«Le Maroc s’est engagé, conformément aux Hautes Instructions Royales aux ministères de l’Intérieur et des Affaires étrangères, à œuvrer à l’identification des mineurs non accompagnés en vue de leur retour à la patrie» du préside occupé de Sebta (Ceuta), indique une source diplomatique marocaine sous couvert de l’anonymat.
Dans ce cadre, le Maroc est prêt à œuvrer de concert avec ses partenaires espagnols et européens pour le retour des mineurs non accompagnés, a précisé la même source déplorant néanmoins le fait qu’«à chaque fois que le débat sur l’immigration revient, des voix accusent le Maroc de ne pas coopérer ou de ne pas vouloir le retour de ces mineurs non accompagnés, comme ce cas précis en Espagne».

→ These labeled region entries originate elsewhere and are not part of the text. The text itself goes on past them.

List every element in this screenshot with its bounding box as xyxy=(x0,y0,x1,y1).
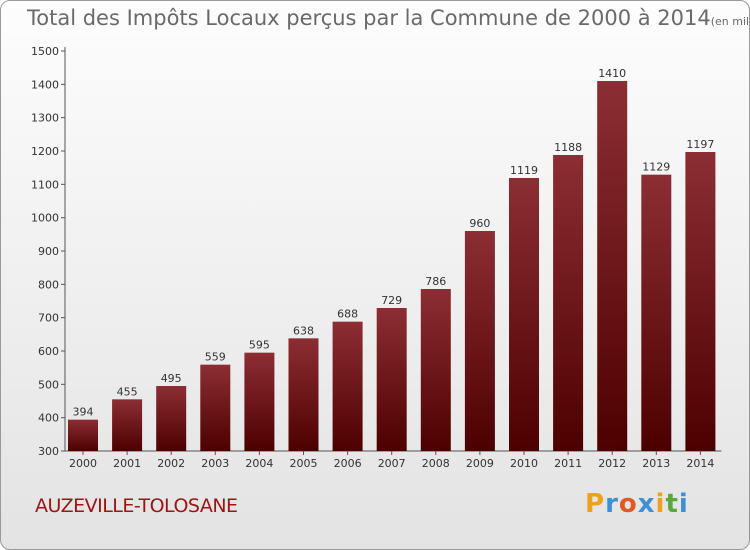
y-tick-label: 1100 xyxy=(31,178,59,191)
bar-2002 xyxy=(156,386,187,451)
proxiti-logo: Proxiti xyxy=(585,489,689,519)
x-tick-label: 2002 xyxy=(157,457,185,470)
x-tick-label: 2014 xyxy=(686,457,714,470)
x-tick-label: 2000 xyxy=(69,457,97,470)
bar-2009 xyxy=(464,231,495,451)
x-tick-label: 2008 xyxy=(422,457,450,470)
y-tick-label: 1400 xyxy=(31,78,59,91)
bar-2004 xyxy=(244,352,275,451)
data-label-2004: 595 xyxy=(249,339,270,352)
title-text: Total des Impôts Locaux perçus par la Co… xyxy=(27,6,711,30)
logo-letter: x xyxy=(637,489,656,519)
y-tick-label: 300 xyxy=(38,445,59,458)
title-unit: (en milliers d'€) xyxy=(710,15,750,28)
bar-2014 xyxy=(685,152,716,451)
bar-2006 xyxy=(332,321,363,451)
logo-letter: i xyxy=(678,489,689,519)
bars xyxy=(68,81,716,451)
data-label-2009: 960 xyxy=(469,217,490,230)
commune-name: AUZEVILLE-TOLOSANE xyxy=(35,495,238,517)
logo-letter: r xyxy=(605,489,619,519)
bar-2013 xyxy=(641,174,672,451)
bar-2008 xyxy=(420,289,451,451)
y-tick-label: 900 xyxy=(38,245,59,258)
y-tick-label: 700 xyxy=(38,312,59,325)
x-tick-label: 2009 xyxy=(466,457,494,470)
x-tick-label: 2001 xyxy=(113,457,141,470)
logo-letter: i xyxy=(655,489,666,519)
bar-2012 xyxy=(597,81,628,451)
data-label-2000: 394 xyxy=(73,406,94,419)
x-axis: 2000 2001 2002 2003 2004 2005 2006 2007 2008 2009… xyxy=(65,450,722,470)
logo-letter: o xyxy=(618,489,638,519)
x-tick-label: 2005 xyxy=(290,457,318,470)
x-tick-label: 2007 xyxy=(378,457,406,470)
data-label-2012: 1410 xyxy=(598,67,626,80)
x-tick-label: 2011 xyxy=(554,457,582,470)
data-label-2003: 559 xyxy=(205,351,226,364)
x-tick-label: 2013 xyxy=(642,457,670,470)
data-label-2005: 638 xyxy=(293,324,314,337)
data-label-2007: 729 xyxy=(381,294,402,307)
x-tick-label: 2012 xyxy=(598,457,626,470)
bar-2000 xyxy=(68,419,98,451)
data-label-2008: 786 xyxy=(425,275,446,288)
bar-2001 xyxy=(112,399,143,451)
y-tick-label: 800 xyxy=(38,278,59,291)
y-tick-label: 1300 xyxy=(31,112,59,125)
bar-2007 xyxy=(376,308,407,451)
data-label-2001: 455 xyxy=(117,385,138,398)
data-label-2002: 495 xyxy=(161,372,182,385)
y-tick-label: 500 xyxy=(38,378,59,391)
bar-2003 xyxy=(200,364,231,451)
x-tick-label: 2003 xyxy=(201,457,229,470)
data-label-2010: 1119 xyxy=(510,164,538,177)
y-tick-label: 400 xyxy=(38,412,59,425)
logo-letter: t xyxy=(665,489,679,519)
y-tick-label: 600 xyxy=(38,345,59,358)
y-tick-label: 1500 xyxy=(31,45,59,58)
x-tick-label: 2010 xyxy=(510,457,538,470)
bar-2011 xyxy=(553,155,584,451)
bar-2005 xyxy=(288,338,319,451)
y-axis: 300 400 500 600 700 800 900 1000 1100 1200 1300 140… xyxy=(31,45,66,458)
data-label-2011: 1188 xyxy=(554,141,582,154)
chart-title: Total des Impôts Locaux perçus par la Co… xyxy=(27,6,750,30)
bar-2010 xyxy=(509,178,539,451)
y-tick-label: 1200 xyxy=(31,145,59,158)
data-label-2014: 1197 xyxy=(686,138,714,151)
x-tick-label: 2004 xyxy=(245,457,273,470)
data-labels: 394 455 495 559 595 638 688 729 786 960 1119 1188 14… xyxy=(73,67,715,419)
x-tick-label: 2006 xyxy=(334,457,362,470)
y-tick-label: 1000 xyxy=(31,212,59,225)
logo-letter: P xyxy=(585,489,606,519)
data-label-2006: 688 xyxy=(337,308,358,321)
data-label-2013: 1129 xyxy=(642,161,670,174)
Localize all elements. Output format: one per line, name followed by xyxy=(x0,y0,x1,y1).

«Certains acteurs politiques (espagnols) instrumentalisent cette question à des fins électorales, alors que la réalité est tout autre, qui n’a rien à voir avec ces insinuations», a expliqué la source diplomatique assurant que ces allégations sont «fallacieuses et infondées» et que «le Maroc honore toujours ses engagements et le problème réside à chaque fois dans les obstacles à caractère administratif et judiciaire (du côté espagnol et européen) qui bloquent toute opération de retour».
«Si les partenaires veulent œuvrer pour favoriser ce retour, ils doivent faire un exercice en interne pour pouvoir transcender les obstacles que leurs législations et leurs pouvoirs administratif et judiciaire dressent devant cette opération» de rapatriement des enfants mineurs non accompagnés, a-t-elle insisté.
Selon l’administration de Ceuta, sur les 2.000 personnes qui sont restées, plus de 1000 sont des enfants mineurs non accompagnés , dont les nationalités n’ont pas encore été identifiées. Plusieurs associations ont alerté, jeudi, sur les risques encourus par ces mineurs très exposés à l’exploitation, aux trafics et à la maltraitance.